Geneva Science and Diplomacy Anticipator

The opening plenary session (©GESDA/von Loebell)

The summit brought together leaders from around the world on Wednesday for a series of talks examining the opportunities to use science anticipation in addressing global challenges.

 

The three-day Geneva Science and Diplomacy Anticipation Summit, held for the second year in a row in the CERN Science Gateway, highlighted the intersection of diplomacy, science, and technology. 

 

Terms such as anticipation, acceleration, agency, horizon-scanning, and opportunity punctuated the reflections of speakers starting with the welcome addresses by Peter Brabeck-Letmathe, the GESDA Chairman, Alexandre Fasel, State Secretary of the Swiss Federal Department of Foreign Affairs, and Tatiana Valovaya, Director-General of the United Nations Office at Geneva.

“The best way to accelerate is to anticipate,” said Fasel, who noted that Switzerland has used its two-year seat on the United Nations Security Council since the start of 2023 to socialize the idea of anticipatory science diplomacy.

Valovaya, a former professor of international economy in Russia, emphasized the repeated role that rapid advances play in history, such as with the Industrial Revolution, in driving economic and societal changes.
“Each time it’s a revolution in science and technology,” she said.

Pointing to the looming prospect of people inhabiting the Moon, she suggested the world needs a treaty to regulate what happens rather than depend on countries that are “developing their national legislation.”

The summit also offered a live demo of the new Geneva Public Portal to Anticipation, an interactive installation at the intersection of art, science and diplomacy, that empowers visitors to craft their fictional futures based on science trends of the GESDA Science Breakthrough Radar®.

A live demo of the Geneva Public Portal to Anticipation (©GESDA/von Loebell)

‘Dramatic flow of breakthroughs’

 

Michael Hengartner, Chair of the GESDA Academic Forum and President of the ETH Board overseeing two Swiss federal institutes of technology and four research institutes, introduced the fourth annual GESDA Radar, a neutral tool and guide to anticipated breakthroughs over the next quarter-century that now includes a Radar AI tool to ease access and searchability.

The world is experiencing a “dramatic flow of breakthroughs” in post-pandemic medicine, revolutionary AI, urgent climate science and experimental gene therapy, he said, but “despite all these breakthroughs, there are a lot of questions we still cannot answer.”

Using science anticipation as a tool, he added, “allows us to gain agency over our future and then we can make informed decisions that will guide our decisions over the next decades.”

At an opening plenary, Subra Suresh, a former Director of the U.S. National Science Foundation, described two kinds of “good science” – science applied to technological applications and solutions, and science that is “not yet applied.” But, he cautioned, “as we need to engage more and more openly, more and more walls have gone up.”
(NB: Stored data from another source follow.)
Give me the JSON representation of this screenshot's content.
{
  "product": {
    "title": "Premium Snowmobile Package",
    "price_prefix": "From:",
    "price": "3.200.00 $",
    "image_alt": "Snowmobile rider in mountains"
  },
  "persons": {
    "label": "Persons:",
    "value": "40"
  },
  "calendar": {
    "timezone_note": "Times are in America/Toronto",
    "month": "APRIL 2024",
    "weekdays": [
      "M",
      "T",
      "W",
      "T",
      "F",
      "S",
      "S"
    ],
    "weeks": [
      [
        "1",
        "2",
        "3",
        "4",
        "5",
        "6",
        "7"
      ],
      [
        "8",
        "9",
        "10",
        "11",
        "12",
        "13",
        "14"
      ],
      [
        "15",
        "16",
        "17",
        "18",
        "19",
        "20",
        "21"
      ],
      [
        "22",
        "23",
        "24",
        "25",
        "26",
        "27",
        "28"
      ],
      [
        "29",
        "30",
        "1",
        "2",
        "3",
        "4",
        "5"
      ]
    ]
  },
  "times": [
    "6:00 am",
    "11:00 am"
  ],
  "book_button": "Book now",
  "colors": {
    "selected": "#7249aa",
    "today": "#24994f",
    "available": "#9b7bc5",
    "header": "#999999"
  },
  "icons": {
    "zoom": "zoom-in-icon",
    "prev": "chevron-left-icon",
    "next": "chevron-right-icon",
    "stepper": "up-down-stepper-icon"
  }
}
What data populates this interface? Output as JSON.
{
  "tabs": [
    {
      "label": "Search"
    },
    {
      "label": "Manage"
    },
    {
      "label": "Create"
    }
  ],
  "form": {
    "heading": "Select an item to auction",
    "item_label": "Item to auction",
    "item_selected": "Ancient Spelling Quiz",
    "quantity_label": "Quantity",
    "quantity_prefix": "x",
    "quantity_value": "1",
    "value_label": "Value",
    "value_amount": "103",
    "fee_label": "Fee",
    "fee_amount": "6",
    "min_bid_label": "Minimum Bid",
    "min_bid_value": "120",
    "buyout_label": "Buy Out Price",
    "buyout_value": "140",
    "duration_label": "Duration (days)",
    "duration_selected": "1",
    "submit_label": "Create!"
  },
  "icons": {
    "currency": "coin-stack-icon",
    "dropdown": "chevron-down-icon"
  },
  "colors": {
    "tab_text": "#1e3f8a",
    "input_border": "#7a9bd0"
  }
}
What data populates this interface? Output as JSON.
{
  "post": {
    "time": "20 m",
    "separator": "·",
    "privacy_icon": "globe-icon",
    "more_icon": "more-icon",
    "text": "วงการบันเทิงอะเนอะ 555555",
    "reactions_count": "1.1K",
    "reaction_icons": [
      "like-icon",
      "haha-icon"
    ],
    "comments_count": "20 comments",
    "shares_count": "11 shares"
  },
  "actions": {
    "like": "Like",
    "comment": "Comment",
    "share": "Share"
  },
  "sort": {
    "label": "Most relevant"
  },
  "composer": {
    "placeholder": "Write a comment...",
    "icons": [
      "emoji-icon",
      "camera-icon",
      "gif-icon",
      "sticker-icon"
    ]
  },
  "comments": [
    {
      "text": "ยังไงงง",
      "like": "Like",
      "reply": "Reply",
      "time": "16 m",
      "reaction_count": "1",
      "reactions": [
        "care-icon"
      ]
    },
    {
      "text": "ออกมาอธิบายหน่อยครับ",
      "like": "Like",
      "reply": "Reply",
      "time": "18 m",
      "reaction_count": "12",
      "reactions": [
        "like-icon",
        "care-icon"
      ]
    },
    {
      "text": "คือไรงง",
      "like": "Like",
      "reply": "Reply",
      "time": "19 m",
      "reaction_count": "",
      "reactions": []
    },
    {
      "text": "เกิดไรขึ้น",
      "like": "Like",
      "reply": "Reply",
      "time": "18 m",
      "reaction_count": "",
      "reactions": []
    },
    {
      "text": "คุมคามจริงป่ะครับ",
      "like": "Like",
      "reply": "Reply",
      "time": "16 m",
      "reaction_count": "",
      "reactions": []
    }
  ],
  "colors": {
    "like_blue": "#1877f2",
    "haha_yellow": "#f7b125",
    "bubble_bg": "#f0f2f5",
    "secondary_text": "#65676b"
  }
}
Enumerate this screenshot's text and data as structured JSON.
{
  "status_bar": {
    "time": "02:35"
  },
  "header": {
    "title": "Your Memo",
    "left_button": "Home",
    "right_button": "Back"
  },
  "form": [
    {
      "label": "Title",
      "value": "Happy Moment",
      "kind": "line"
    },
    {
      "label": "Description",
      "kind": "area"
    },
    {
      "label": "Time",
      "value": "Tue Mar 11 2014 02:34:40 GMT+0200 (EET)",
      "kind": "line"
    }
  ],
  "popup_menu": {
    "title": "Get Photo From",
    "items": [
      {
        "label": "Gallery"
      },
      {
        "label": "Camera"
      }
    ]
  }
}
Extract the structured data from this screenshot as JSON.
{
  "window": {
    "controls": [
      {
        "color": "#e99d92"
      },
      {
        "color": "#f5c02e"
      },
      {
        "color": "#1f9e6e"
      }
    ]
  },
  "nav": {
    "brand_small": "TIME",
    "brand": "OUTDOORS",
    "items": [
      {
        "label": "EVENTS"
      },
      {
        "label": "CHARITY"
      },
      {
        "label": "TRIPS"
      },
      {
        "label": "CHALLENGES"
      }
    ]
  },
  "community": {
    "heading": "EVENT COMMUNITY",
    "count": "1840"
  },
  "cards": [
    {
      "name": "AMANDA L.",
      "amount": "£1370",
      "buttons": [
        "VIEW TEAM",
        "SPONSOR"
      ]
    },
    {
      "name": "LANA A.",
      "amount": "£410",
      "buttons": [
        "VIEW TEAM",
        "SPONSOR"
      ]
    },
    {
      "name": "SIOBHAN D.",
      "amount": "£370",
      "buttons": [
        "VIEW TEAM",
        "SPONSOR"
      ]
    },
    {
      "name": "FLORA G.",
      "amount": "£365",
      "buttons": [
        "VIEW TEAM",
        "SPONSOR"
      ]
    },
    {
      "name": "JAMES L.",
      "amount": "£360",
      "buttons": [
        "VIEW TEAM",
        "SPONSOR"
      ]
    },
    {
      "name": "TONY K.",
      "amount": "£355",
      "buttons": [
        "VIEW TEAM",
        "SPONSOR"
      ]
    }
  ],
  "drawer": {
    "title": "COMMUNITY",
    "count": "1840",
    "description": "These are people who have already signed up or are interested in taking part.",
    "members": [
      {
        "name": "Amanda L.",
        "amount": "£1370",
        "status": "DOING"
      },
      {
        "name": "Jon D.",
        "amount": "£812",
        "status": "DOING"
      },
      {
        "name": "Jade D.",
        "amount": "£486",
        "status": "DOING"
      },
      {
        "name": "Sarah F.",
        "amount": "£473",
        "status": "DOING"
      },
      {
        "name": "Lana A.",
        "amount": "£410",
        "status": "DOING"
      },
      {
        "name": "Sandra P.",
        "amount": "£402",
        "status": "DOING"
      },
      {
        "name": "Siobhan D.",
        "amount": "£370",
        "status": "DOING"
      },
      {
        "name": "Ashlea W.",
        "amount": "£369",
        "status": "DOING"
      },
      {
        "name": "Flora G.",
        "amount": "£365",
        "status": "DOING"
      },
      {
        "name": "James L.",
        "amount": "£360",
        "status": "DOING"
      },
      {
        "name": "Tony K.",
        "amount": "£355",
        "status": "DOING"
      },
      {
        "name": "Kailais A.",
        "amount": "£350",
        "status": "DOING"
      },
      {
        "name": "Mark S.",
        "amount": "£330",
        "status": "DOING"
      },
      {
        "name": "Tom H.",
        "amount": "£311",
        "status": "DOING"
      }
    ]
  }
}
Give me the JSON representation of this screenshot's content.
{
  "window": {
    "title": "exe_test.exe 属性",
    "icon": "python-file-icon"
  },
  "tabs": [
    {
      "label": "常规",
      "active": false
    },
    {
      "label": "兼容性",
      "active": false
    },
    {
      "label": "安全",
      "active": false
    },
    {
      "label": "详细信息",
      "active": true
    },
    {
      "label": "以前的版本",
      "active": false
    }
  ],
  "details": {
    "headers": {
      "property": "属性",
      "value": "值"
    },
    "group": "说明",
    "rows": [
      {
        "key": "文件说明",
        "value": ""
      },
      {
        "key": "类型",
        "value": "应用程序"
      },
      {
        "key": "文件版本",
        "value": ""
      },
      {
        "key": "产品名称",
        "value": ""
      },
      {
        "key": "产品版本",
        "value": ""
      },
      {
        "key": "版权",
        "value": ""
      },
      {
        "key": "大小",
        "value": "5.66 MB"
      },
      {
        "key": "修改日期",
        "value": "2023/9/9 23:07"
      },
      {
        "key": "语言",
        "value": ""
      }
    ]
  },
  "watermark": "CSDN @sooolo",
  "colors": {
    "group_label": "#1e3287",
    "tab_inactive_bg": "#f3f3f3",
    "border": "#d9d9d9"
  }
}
Patricia Gruber, the Science and Technology Adviser to the U.S. Secretary of State, said her job is to anticipate impacts and, through “horizon scanning,” determine how to be less reactive “before we get caught by that ChatGPT moment” again.

A networking break during the summit’s first day (©GESDA/von Loebell)

Panel sessions and anticipatory briefings based on the new Radar

Other discussions focused on questions such as:

𖤓 How can academics, biotech companies, and regulatory bodies collaborate to ensure that the benefits of neurotechnologies become widely accessible while safeguarding individual rights?

𖤓 How could the latest research unravelling the mysteries of life deep within the Earth influence our understanding of biology, evolution, and the search for extraterrestrial life?

𖤓 How can we design future protection models that balance innovation, access, and fairness in a rapidly evolving technological landscape?

𖤓 How will synthetic biology develop and be applied in various fields?

𖤓 What role can innovative business models play in enhancing progress on pandemic preparedness?

𖤓 How are the new technologies that are transforming modern archaeology also redefining our understanding of historical narratives?